We think of material synthesis the way our ancestors thought of metalworking: apply heat until something transforms. The blacksmith’s forge, the furnace that grows crystals, the oven that bakes semiconductor layers—all rely on temperature to jostle atoms into new arrangements. But what if you could do the same thing with the press of a point? What if, instead of fire, all you needed was force?
A preprint (arXiv:2606.03710) from a team spanning the University of Pennsylvania, Princeton University, and Zhejiang University suggests exactly that. Led by Robert W. Carpick at Penn, the researchers have demonstrated that the localized pressure of an atomic force microscope tip can write atomically thin patterns of a superconducting material—metallizing a two-dimensional semiconductor one line at a time, at a resolution of about 50 nanometers, at temperatures barely above room temperature. The result is a new, generalizable paradigm for synthesizing quantum materials through mechanical energy alone.
The Point That Draws Atoms
The experiment sounds deceptively simple. The team started with a bilayer of molybdenum ditelluride (MoTe₂), a semiconductor in the family of transition-metal dichalcogenides, capped and placed over a thin strip of palladium. Above it all, the sharp tip of an atomic force microscope (AFM) scanned across the surface in contact mode—a point no wider than about a thousand atoms, pressing down with forces measured in nanonewtons.

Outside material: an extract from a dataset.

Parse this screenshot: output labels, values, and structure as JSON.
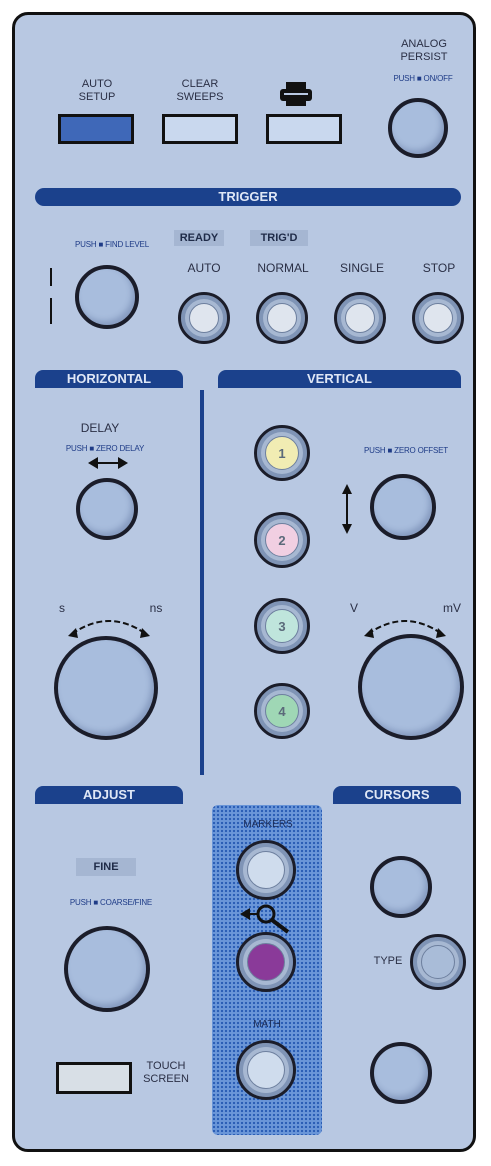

Think of the AFM tip as a pen, but a pen that doesn't deposit ink. Instead, the mere pressure of its stroke draws atoms from a buried source into the host crystal. As the tip traced its path, palladium atoms from the underlying strip were pulled into the MoTe₂ lattice, converting the semiconductor patch beneath the tip into a uniform intermetallic compound: Pd₇MoTe₂. The tip wasn't writing with ink; it was coaxing chemistry into being through stress alone—the heat only helping to speed what pressure had already made possible. Unlike a literal pen, however, the atoms didn’t collect on the surface—they diffused into the crystal’s interior, as if the tip’s push squeezed the palladium upward like a syringe drawing medicine from a vial.
The resemblance to calligraphy is more than poetic. By programming the tip’s trajectory, the researchers could draw arbitrary patterns—a Hall bar, for example—writing functional superconducting wires only a few dozen nanometers wide. The spatial resolution was 50 nanometers, roughly a thousand atoms lined up side by side. The act of mechanical writing was not just chemical; it was architectural.
How Force Replaces Heat
The real surprise lies in the kinetics. Chemical reactions, including the diffusion of metals into a host lattice, normally demand thermal activation—the random kicks of hot atoms. To form Pd₇MoTe₂ by heating alone would require temperatures around 200 °C. Yet the team found that applying a normal load of hundreds of nanonewtons could trigger the same growth at near-room temperature—as low as 40 °C. This is not will, but a direct consequence of how mechanical stress alters the energy landscape.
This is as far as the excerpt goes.